Hello all. I am training a Recurrent Encoder-Decoder network to generate animation curves from speech.
To start off with I created a basic Pytorch loop to overfit a subsample of my data. This went well.
I tried to do the same with a fastai Learner, and the results are very smooth and poor.
Can somebody help me with understanding what modifications I need to make to create a simple Learner which will train my model?
Model:
from torch import nn
import torch.nn.functional as F
import torch
input_size = 40
hidden_size = 256
output_size = 1
CUDA = torch.cuda.is_available()
class EncoderRNN(nn.Module):
def __init__(self, input_size, hidden_size):
super(EncoderRNN, self).__init__()
self.gru = nn.GRU(input_size, hidden_size, batch_first=True)

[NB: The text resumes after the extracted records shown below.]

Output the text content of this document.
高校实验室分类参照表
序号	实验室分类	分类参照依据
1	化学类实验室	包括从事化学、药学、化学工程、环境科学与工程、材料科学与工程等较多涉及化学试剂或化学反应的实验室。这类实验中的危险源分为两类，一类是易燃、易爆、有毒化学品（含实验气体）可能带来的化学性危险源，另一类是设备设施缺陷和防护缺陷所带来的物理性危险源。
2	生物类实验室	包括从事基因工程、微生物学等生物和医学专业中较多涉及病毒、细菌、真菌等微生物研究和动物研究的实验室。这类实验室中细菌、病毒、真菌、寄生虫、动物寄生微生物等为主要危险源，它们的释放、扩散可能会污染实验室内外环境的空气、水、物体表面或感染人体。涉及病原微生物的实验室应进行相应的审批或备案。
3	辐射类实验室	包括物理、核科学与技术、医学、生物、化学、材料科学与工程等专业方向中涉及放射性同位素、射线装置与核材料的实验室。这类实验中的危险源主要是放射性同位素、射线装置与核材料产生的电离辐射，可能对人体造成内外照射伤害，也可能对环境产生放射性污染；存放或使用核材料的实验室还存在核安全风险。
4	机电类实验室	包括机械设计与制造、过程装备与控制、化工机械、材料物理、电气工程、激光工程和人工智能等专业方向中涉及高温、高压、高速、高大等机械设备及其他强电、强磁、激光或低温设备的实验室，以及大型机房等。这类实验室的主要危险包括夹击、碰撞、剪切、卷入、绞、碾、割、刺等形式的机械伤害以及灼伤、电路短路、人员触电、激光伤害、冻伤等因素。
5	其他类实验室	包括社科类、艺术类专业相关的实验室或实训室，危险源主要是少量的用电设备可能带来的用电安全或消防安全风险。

self.hidden = torch.zeros(1, bs, hidden_size).to("cuda" if torch.cuda.is_available() else "cpu")
def forward(self, input, hidden):
output = input.transpose(2,1)
output, hidden = self.gru(output, hidden)
return output, hidden
class DecoderRNN(nn.Module):
def __init__(self, hidden_size, output_size):
super(DecoderRNN, self).__init__()
self.hidden_size = hidden_size
self.gru = nn.GRU(hidden_size, hidden_size, batch_first=True)

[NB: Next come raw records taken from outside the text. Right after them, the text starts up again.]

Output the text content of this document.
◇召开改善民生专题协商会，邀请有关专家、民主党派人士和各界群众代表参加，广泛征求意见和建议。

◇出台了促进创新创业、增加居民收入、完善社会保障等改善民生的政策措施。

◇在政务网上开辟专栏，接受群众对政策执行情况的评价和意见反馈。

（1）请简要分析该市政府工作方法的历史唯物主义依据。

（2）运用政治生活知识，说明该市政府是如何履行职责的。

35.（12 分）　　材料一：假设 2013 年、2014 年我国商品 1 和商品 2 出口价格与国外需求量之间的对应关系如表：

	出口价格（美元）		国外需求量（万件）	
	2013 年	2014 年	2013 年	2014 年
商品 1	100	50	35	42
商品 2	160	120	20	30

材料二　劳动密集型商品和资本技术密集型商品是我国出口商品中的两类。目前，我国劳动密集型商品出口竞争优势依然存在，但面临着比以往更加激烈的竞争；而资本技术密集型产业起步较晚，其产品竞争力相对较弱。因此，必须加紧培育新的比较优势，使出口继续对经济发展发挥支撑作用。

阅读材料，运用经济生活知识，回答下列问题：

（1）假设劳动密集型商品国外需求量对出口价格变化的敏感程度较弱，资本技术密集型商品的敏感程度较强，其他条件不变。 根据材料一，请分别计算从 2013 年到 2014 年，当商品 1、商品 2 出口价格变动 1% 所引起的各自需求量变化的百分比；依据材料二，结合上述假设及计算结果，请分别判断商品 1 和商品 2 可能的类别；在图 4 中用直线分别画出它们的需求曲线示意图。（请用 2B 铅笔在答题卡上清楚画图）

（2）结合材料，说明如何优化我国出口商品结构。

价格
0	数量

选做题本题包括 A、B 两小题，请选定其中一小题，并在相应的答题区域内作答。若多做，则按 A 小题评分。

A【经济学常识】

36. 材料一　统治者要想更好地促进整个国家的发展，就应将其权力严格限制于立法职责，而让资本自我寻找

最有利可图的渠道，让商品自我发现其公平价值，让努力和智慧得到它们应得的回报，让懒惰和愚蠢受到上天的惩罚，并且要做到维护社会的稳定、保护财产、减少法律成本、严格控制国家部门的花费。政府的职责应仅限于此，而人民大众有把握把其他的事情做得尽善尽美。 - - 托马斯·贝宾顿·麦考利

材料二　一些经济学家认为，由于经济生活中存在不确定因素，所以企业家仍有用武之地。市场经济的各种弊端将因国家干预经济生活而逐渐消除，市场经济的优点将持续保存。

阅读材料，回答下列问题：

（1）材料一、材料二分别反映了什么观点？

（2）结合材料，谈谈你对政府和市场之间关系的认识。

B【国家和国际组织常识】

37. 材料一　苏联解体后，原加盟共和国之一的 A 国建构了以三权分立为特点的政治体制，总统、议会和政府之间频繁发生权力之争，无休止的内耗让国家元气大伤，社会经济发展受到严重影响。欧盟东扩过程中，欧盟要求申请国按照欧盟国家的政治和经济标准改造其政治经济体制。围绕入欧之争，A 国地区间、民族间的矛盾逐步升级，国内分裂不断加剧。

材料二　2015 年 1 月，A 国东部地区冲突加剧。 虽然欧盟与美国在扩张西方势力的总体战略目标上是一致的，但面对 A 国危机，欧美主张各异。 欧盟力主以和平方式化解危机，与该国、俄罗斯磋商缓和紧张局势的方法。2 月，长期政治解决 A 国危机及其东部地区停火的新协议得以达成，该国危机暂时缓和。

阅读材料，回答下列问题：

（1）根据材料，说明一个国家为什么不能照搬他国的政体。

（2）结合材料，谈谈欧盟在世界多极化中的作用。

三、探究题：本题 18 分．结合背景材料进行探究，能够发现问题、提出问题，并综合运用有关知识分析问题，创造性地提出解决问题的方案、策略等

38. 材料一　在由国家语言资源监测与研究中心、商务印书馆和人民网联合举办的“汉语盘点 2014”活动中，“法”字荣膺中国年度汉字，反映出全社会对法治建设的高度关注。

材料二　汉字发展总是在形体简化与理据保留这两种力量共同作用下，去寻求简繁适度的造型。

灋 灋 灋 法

self.linear = nn.Linear(hidden_size, output_size)
def forward(self, input, hidden):
output = F.relu(input)
output, hidden = self.gru(output, hidden)

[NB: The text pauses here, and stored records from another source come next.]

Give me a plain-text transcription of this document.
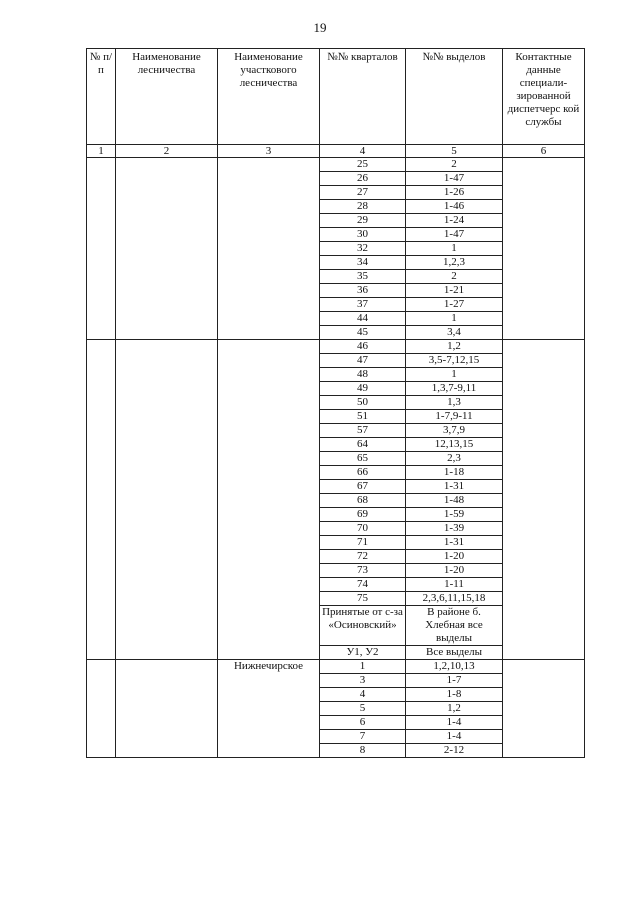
19
№ п/п	Наименование лесничества	Наименование участкового лесничества	№№ кварталов	№№ выделов	Контактные данные специали-зированной диспетчерс кой службы
1	2	3	4	5	6
			25	2	
			26	1-47	
			27	1-26	
			28	1-46	
			29	1-24	
			30	1-47	
			32	1	
			34	1,2,3	
			35	2	
			36	1-21	
			37	1-27	
			44	1	
			45	3,4	
			46	1,2	
			47	3,5-7,12,15	
			48	1	
			49	1,3,7-9,11	
			50	1,3	
			51	1-7,9-11	
			57	3,7,9	
			64	12,13,15	
			65	2,3	
			66	1-18	
			67	1-31	
			68	1-48	
			69	1-59	
			70	1-39	
			71	1-31	
			72	1-20	
			73	1-20	
			74	1-11	
			75	2,3,6,11,15,18	
			Принятые от с-за «Осиновский»	В районе б. Хлебная все выделы	
			У1, У2	Все выделы	
		Нижнечирское	1	1,2,10,13	
			3	1-7	
			4	1-8	
			5	1,2	
			6	1-4	
			7	1-4	
			8	2-12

output = self.linear(output)
return output, hidden
class EDRNN(nn.Module):
def __init__(self, input_size, output_size):
super().__init__()
# architecture
self.enc = EncoderRNN(input_size, hidden_size)
self.dec = DecoderRNN(hidden_size, output_size)
self = self.cuda() if CUDA else self
def forward(self, xb):
enc_out, hidden = self.enc(x, self.enc.hidden)
dec_out, hidden = self.dec(enc_out, hidden)
return dec_out.squeeze(dim=2)
def decode(self, x): # for inference
pass
Pytorch loop:
model = EDRNN(input_size, output_size)
criterion = nn.L1Loss()
enc_optim = torch.optim.Adam(model.enc.parameters(), lr = 0.001)
dec_optim = torch.optim.Adam(model.dec.parameters(), lr = 0.001)
for epoch in range(0,1000):
for x, y in train_dl:
model.zero_grad()
output = model(x)
loss = criterion(output, y)
loss.backward()
enc_optim.step()
dec_optim.step()
print(loss)